Kajian mengenai ecohorror memang kebanyakan berkutat di seputar komik, novel, dan film. Namun Christy Tidwell dan Carter Soles, dalam Fear and Nature: Ecohorror Studies in The Anthropocene (2021), memberi pandangan bahwa ecohorror adalah mode yang cukup fleksibel. Artinya, dalam kajian ecohorror, intinya adalah bagaimana kita mengamati perkembangan budaya kita dalam urusan menggunakan media untuk menakut-nakuti diri sendiri dengan teror ekologis.
Narasi pengalaman klenik para pendaki dalam Youtube, seperti RJL 5 atau Prasodjo Muhammad bisa juga kita pandang sebagai bentuk ecohorror yang saat ini tengah populer di negara kita. Sebab cerita-cerita di kanal mereka kerap merefleksikan alam gunung sebagai titik tengah di antara relasi manusia dengan yang bukan manusia seperti jin, demit, hantu, roh jahat, binatang buas, hutan, dan lain sebagainya.
Sampai sini, saya kira menarik untuk mengatakan bahwa, dalam perkembangan teknologi serta media yang semakin canggih, narasi ecohorror kita justru banyak dipopulerkan melalui tuturan lisan, sebuah cara penyampaian pesan yang jauh lebih tua ketimbang novel, komik, sinetron, atau film.
Hal ini tentu saja tidak bisa kita pisahkan dari tren vlog maupun podcast yang memungkinkan siapa saja bisa memproduksi konten secara sederhana, bebas, bahkan tanpa ongkos produksi yang besar. Walhasil, imaji kita mengenai hantu di media saat ini tidak melulu didominasi oleh film-film atau sinetron yang diproduksi industri bermodal besar. Kini kita bisa mendengar bahkan menonton seseorang menuturkan pengalamannya diganggu roh jahat sebagaimana kita biasa menjumpai kawan sejawat menuturkan pengalaman klenik dalam obrolan-obrolan santai di warung.
Selain populer dengan bentuk tutur lisan yang klasik, hal menarik lainnya tentu saja muatan wacana dalam cerita-cerita pendakian di Youtube yang tetap merefleksikan keyakinan lampau leluhur kita mengenai kekuatan-kekuatan supranatural di balik kerja-kerja alam.
Pengalaman horor para pendaki sering digambarkan sebagai buah dari perbuatan mereka mengusik lingkungan gunung.
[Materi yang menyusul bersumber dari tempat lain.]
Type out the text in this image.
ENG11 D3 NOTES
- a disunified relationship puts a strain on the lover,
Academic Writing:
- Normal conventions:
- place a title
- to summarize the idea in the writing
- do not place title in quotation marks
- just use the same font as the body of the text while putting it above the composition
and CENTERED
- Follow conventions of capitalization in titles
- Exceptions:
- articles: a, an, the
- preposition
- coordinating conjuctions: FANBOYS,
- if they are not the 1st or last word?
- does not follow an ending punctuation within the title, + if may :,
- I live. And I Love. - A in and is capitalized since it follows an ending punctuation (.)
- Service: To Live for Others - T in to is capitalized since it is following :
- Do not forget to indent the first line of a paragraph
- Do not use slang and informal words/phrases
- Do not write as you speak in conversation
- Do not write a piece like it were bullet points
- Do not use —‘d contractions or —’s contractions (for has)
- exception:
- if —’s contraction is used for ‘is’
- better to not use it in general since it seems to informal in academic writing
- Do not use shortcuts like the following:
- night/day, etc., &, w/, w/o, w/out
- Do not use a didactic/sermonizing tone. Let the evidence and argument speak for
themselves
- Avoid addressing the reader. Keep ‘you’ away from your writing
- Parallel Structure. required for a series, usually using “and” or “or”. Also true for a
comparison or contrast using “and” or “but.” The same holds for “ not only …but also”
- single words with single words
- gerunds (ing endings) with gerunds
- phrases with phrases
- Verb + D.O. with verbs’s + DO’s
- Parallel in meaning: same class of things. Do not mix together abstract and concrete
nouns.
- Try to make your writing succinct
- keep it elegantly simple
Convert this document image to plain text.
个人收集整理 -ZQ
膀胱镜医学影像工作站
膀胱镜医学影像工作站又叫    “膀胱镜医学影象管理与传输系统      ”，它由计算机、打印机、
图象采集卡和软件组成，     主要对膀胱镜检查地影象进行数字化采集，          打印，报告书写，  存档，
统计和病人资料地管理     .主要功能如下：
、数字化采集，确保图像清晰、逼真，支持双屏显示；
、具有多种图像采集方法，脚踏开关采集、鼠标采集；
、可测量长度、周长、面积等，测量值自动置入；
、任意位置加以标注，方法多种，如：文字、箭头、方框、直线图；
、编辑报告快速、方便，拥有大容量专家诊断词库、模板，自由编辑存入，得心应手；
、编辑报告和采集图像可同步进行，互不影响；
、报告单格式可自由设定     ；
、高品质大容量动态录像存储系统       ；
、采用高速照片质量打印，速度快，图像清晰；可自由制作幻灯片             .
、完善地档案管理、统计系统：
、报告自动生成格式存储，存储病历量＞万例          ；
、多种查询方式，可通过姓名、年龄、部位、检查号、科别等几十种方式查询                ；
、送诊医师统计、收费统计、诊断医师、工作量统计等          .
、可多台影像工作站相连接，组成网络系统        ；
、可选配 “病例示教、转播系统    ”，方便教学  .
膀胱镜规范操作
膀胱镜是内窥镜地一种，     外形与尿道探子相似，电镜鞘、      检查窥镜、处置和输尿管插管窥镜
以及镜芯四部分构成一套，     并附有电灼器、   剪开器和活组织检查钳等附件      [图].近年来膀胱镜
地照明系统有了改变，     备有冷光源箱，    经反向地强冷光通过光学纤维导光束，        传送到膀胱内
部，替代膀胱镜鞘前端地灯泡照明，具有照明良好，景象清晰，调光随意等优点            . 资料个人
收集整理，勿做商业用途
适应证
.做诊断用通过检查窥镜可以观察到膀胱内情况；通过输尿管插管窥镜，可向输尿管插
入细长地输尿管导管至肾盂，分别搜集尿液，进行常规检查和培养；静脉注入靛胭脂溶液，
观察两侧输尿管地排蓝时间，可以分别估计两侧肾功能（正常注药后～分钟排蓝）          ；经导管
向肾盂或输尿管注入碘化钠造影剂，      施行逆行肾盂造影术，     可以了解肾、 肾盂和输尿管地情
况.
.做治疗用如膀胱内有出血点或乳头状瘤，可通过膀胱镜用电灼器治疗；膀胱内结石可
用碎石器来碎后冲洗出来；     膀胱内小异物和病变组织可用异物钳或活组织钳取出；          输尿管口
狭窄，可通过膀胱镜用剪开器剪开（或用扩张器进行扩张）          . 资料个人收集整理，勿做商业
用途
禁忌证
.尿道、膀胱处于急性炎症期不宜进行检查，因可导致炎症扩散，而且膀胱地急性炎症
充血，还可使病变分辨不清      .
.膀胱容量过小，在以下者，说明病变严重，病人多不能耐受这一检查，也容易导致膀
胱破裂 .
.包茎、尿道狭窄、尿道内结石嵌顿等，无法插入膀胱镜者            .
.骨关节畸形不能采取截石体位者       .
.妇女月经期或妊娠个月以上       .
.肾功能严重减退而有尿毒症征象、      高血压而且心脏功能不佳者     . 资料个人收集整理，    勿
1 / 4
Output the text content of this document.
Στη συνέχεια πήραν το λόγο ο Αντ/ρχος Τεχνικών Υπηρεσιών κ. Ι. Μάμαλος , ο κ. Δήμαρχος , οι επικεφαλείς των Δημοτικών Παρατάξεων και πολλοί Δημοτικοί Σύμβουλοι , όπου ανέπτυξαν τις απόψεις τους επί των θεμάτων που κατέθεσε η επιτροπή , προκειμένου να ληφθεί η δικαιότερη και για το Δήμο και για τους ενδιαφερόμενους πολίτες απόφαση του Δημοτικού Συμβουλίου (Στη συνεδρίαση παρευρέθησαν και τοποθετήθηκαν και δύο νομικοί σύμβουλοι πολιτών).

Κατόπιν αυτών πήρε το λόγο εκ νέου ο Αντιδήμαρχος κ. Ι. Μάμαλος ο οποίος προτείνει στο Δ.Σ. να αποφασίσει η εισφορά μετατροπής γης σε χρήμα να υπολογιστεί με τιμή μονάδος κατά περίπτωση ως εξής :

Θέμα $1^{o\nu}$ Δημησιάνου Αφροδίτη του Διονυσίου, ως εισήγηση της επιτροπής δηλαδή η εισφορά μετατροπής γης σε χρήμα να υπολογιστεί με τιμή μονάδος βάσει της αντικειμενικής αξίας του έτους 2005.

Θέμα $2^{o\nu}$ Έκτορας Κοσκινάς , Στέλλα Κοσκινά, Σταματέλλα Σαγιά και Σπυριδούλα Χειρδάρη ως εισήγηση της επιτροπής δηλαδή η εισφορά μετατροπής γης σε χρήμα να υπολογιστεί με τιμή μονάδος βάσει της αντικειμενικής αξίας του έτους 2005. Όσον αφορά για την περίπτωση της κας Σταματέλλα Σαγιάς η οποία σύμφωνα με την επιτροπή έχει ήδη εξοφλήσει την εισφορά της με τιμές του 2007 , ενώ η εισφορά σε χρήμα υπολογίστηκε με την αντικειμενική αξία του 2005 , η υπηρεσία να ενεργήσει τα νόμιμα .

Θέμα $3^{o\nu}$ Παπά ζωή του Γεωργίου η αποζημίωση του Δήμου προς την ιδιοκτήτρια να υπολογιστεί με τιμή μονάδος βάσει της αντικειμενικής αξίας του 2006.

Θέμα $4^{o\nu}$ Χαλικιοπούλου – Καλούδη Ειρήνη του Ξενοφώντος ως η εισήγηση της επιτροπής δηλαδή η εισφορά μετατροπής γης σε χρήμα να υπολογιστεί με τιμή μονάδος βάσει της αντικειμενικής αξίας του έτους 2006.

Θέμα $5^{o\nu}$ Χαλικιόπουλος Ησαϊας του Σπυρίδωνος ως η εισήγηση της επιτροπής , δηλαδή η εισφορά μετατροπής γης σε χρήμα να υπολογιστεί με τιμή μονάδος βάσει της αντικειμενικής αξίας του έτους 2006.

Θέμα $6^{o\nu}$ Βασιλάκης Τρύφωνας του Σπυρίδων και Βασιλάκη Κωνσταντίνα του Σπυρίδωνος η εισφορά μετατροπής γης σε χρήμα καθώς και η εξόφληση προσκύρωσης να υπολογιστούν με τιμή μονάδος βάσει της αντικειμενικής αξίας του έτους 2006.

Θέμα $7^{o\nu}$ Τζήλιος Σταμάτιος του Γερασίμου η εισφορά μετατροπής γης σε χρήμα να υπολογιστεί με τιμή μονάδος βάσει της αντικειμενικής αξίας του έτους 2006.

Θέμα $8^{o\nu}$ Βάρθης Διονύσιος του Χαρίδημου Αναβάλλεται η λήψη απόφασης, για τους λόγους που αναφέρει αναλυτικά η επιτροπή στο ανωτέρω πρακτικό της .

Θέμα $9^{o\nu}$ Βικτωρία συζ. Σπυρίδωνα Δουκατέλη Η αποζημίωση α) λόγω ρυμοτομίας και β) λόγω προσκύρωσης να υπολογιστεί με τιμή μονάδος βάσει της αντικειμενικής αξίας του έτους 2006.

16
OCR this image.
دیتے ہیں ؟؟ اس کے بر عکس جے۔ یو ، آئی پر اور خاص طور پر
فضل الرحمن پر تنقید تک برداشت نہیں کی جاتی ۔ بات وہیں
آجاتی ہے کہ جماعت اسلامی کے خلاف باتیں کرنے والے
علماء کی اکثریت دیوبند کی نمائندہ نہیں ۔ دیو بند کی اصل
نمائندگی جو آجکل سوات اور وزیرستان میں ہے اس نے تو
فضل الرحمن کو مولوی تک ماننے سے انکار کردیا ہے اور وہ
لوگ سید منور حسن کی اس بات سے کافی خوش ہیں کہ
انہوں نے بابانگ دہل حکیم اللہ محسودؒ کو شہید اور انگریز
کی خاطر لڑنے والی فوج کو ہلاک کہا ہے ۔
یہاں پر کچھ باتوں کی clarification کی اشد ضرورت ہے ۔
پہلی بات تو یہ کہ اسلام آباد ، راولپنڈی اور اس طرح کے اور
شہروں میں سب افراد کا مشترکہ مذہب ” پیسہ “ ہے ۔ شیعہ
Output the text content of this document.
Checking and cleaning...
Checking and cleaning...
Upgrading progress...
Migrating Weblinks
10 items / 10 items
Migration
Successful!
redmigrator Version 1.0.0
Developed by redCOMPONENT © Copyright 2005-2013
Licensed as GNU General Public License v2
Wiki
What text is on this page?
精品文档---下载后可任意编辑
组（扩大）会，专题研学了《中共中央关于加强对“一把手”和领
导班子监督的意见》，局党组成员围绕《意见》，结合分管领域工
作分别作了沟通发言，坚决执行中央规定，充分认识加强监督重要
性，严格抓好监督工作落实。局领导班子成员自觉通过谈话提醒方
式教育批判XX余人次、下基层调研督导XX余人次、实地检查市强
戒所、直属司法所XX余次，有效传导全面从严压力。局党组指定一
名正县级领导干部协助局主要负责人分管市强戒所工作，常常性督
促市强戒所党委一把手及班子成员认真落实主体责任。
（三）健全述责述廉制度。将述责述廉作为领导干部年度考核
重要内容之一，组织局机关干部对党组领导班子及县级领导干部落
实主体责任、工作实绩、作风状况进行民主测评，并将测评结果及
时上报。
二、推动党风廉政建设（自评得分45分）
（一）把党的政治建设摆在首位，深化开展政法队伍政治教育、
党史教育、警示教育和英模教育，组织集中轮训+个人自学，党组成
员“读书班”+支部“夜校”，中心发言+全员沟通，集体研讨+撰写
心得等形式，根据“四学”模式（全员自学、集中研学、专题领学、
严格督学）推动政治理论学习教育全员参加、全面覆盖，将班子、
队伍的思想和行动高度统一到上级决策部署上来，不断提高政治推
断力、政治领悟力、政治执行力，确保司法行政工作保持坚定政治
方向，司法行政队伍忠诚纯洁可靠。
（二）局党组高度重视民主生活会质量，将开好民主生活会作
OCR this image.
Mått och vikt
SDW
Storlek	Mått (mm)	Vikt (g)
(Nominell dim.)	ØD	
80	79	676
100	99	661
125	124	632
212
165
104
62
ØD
Ayu, misalnya, yang teledor membuang pembalut di wilayah penguasa Ceremai sehingga Adi harus mengambil benda sialan itu di Batu Lingga supaya urusan dengan para demit gunung berakhir. Prasodjo juga pernah membacakan kisah horor pendaki yang berak sembarangan di Gunung Lawu dan jiwanya hampir tak terselamatkan. Intinya, narasi kualat.
Meski begitu, banyak cerita lain yang tidak secara eksplisit mengarah pada tindakan mencemari lingkungan. Cerita-cerita ini biasanya bersimpangan dengan aspek lain seperti perkara kesusilaan dan sebagainya. Misalnya, bagaimana demit-demit gunung kerap dikisahkan membenci para pendaki yang berhubungan seks di kawasan milik mereka. Lelembut gunung juga digambarkan membenci pendaki-pendaki yang gemar mengeluh, melontarkan kata-kata kasar, sombong, atau mengenakan pakaian dengan warnanya pakaian kebesaran bangsa mereka.
Namun demikian, setiap narasi agaknya selalu meruncing pada satu nilai: gunung adalah tempat yang sakral hampir seperti rumah ibadah. Maka ketika kita naik gunung, kita harus sangat menghormati setiap komponen alam di gunung tersebut, juga segala tabu yang menyertainya.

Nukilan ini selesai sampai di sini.